What to Expect from the Aerospace and Defense Industry
Although the last several years have been slow for the aerospace and defense industry with mild growth, many are predicting a change in the status quo. Defense executives are not only looking forward to a positive change; they are optimistic about growth overall. In addition, 2016 offered more jobs in this sector than in prior years, which meant an unprecedented level of growth.
When it comes to new technology, nothing is poised to grow faster than 3D printing. Companies such as Boeing, GE, Honeywell International, and Airbus are key vendors of aerospace 3D printing technology. Other players are AERIA Luxury Interiors, JBRND, Moog, MTU Aero Engines, Norsk Titanium, and Pratt & Whitney.

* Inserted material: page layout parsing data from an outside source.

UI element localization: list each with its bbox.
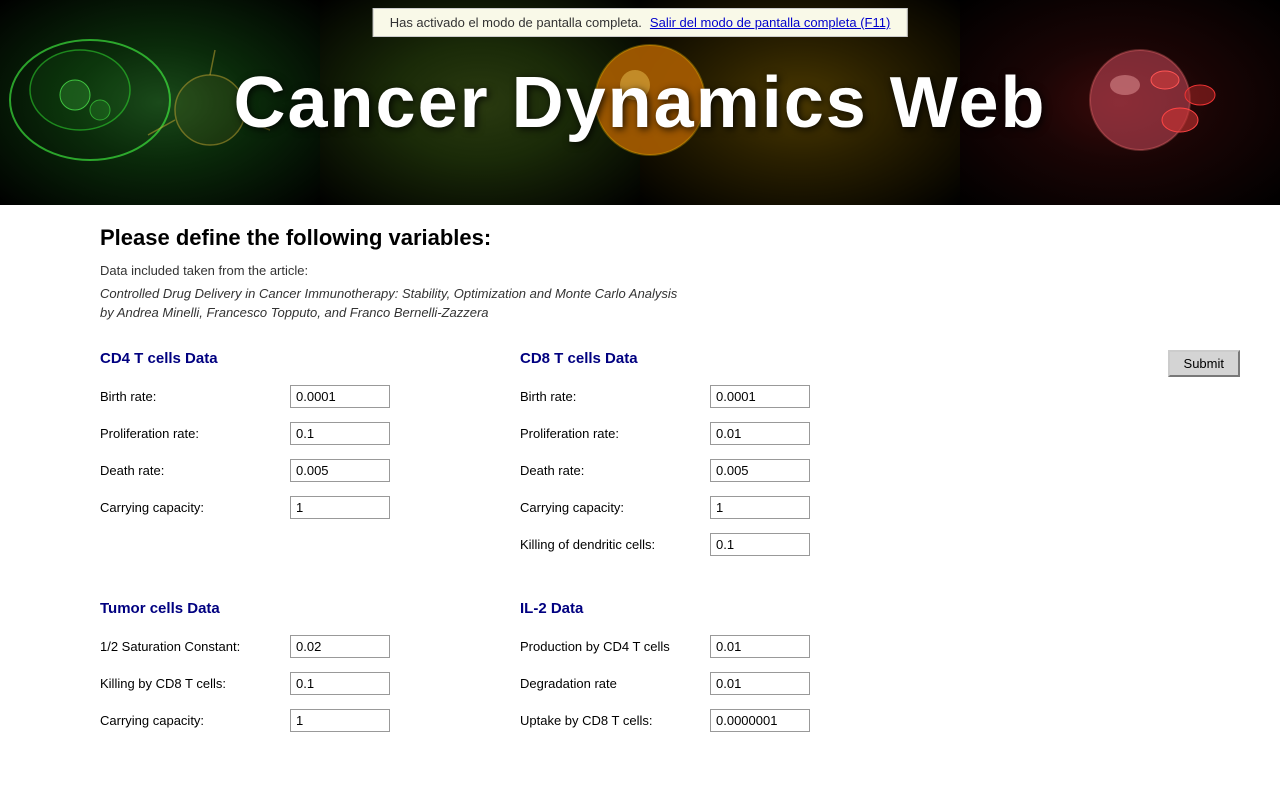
cd4-carrying-capacity-row: Carrying capacity:: [100, 496, 520, 519]
tumor-carrying-capacity-input[interactable]: [290, 709, 390, 732]
cd4-section-title: CD4 T cells Data: [100, 350, 520, 367]
cd8-birth-rate-input[interactable]: [710, 385, 810, 408]
tumor-carrying-capacity-row: Carrying capacity:: [100, 709, 520, 732]
cd4-carrying-capacity-label: Carrying capacity:: [100, 500, 290, 515]
il2-uptake-cd8-row: Uptake by CD8 T cells:: [520, 709, 940, 732]
cd8-birth-rate-row: Birth rate:: [520, 385, 940, 408]
il2-uptake-cd8-input[interactable]: [710, 709, 810, 732]
top-data-row: CD4 T cells Data Birth rate: Proliferati…: [100, 350, 1240, 570]
cd8-killing-dendritic-row: Killing of dendritic cells:: [520, 533, 940, 556]
cd8-section-title: CD8 T cells Data: [520, 350, 940, 367]
tumor-saturation-row: 1/2 Saturation Constant:: [100, 635, 520, 658]
submit-button[interactable]: Submit: [1168, 350, 1240, 377]
fullscreen-notification: Has activado el modo de pantalla complet…: [373, 8, 908, 37]
il2-degradation-rate-label: Degradation rate: [520, 676, 710, 691]
cd4-birth-rate-input[interactable]: [290, 385, 390, 408]
il2-degradation-rate-row: Degradation rate: [520, 672, 940, 695]
fullscreen-message: Has activado el modo de pantalla complet…: [390, 15, 642, 30]
submit-area: Submit: [1168, 350, 1240, 377]
cd8-proliferation-rate-row: Proliferation rate:: [520, 422, 940, 445]
tumor-killing-cd8-row: Killing by CD8 T cells:: [100, 672, 520, 695]
cd4-proliferation-rate-label: Proliferation rate:: [100, 426, 290, 441]
article-title: Controlled Drug Delivery in Cancer Immun…: [100, 286, 1240, 301]
cd8-carrying-capacity-row: Carrying capacity:: [520, 496, 940, 519]
cd4-proliferation-rate-row: Proliferation rate:: [100, 422, 520, 445]
cd8-death-rate-row: Death rate:: [520, 459, 940, 482]
tumor-section: Tumor cells Data 1/2 Saturation Constant…: [100, 600, 520, 746]
cd8-birth-rate-label: Birth rate:: [520, 389, 710, 404]
tumor-section-title: Tumor cells Data: [100, 600, 520, 617]
cd4-death-rate-label: Death rate:: [100, 463, 290, 478]
tumor-killing-cd8-input[interactable]: [290, 672, 390, 695]
cd8-section: CD8 T cells Data Birth rate: Proliferati…: [520, 350, 940, 570]
cd8-killing-dendritic-input[interactable]: [710, 533, 810, 556]
cd8-carrying-capacity-label: Carrying capacity:: [520, 500, 710, 515]
il2-uptake-cd8-label: Uptake by CD8 T cells:: [520, 713, 710, 728]
page-heading: Please define the following variables:: [100, 225, 1240, 251]
il2-production-cd4-label: Production by CD4 T cells: [520, 639, 710, 654]
il2-section-title: IL-2 Data: [520, 600, 940, 617]
cd4-proliferation-rate-input[interactable]: [290, 422, 390, 445]
cd8-killing-dendritic-label: Killing of dendritic cells:: [520, 537, 710, 552]
tumor-carrying-capacity-label: Carrying capacity:: [100, 713, 290, 728]
cd8-death-rate-label: Death rate:: [520, 463, 710, 478]
cd4-death-rate-row: Death rate:: [100, 459, 520, 482]
cd4-section: CD4 T cells Data Birth rate: Proliferati…: [100, 350, 520, 533]
article-authors: by Andrea Minelli, Francesco Topputo, an…: [100, 305, 1240, 320]
cd4-carrying-capacity-input[interactable]: [290, 496, 390, 519]
cd4-death-rate-input[interactable]: [290, 459, 390, 482]
article-intro: Data included taken from the article:: [100, 263, 1240, 278]
il2-degradation-rate-input[interactable]: [710, 672, 810, 695]
il2-production-cd4-row: Production by CD4 T cells: [520, 635, 940, 658]
tumor-saturation-label: 1/2 Saturation Constant:: [100, 639, 290, 654]
cd4-birth-rate-label: Birth rate:: [100, 389, 290, 404]
main-content: Please define the following variables: D…: [0, 205, 1280, 800]
cd8-proliferation-rate-input[interactable]: [710, 422, 810, 445]
cd8-carrying-capacity-input[interactable]: [710, 496, 810, 519]
cd8-death-rate-input[interactable]: [710, 459, 810, 482]
il2-production-cd4-input[interactable]: [710, 635, 810, 658]
tumor-saturation-input[interactable]: [290, 635, 390, 658]
app-title: Cancer Dynamics Web: [234, 62, 1047, 144]
cd8-proliferation-rate-label: Proliferation rate:: [520, 426, 710, 441]
fullscreen-exit-link[interactable]: Salir del modo de pantalla completa (F11…: [650, 15, 890, 30]
tumor-killing-cd8-label: Killing by CD8 T cells:: [100, 676, 290, 691]
cd4-birth-rate-row: Birth rate:: [100, 385, 520, 408]
bottom-data-row: Tumor cells Data 1/2 Saturation Constant…: [100, 600, 1240, 746]
header-banner: Has activado el modo de pantalla complet…: [0, 0, 1280, 205]
il2-section: IL-2 Data Production by CD4 T cells Degr…: [520, 600, 940, 746]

3D printing works by synthesizing layers of materials on top of each other, creating a component or object while being supported by computerized control technology. This type of printing enables manufacturers to produce a variety of smaller sized objects in varying shapes. By doing this, the parts weigh less, are more cost effective and offer faster turnaround times.
3D printing isn’t the only area for growth on the horizon. According to the FAA Aerospace Forecast for 2016 - 2036, the mainline carrier fleet in the U.S. is also poised to grow. Currently, there are just under 4,000 jets and that number is expected to grow to approximately 5,350. That translates to roughly 65 per year. This is an important transition because many of the older jets that are less fuel efficient are going to be replaced by more streamlined models.
These are just a few examples of change we’re expecting in the aerospace and defense industry. As designers, manufacturers, and developers of high-precision machined components, sub-assemblies, injection molding and tooling, automated work cells, machine tool spindles, and specialty machines, we are excited to be a part of this new technology that will further develop and enhance the industry.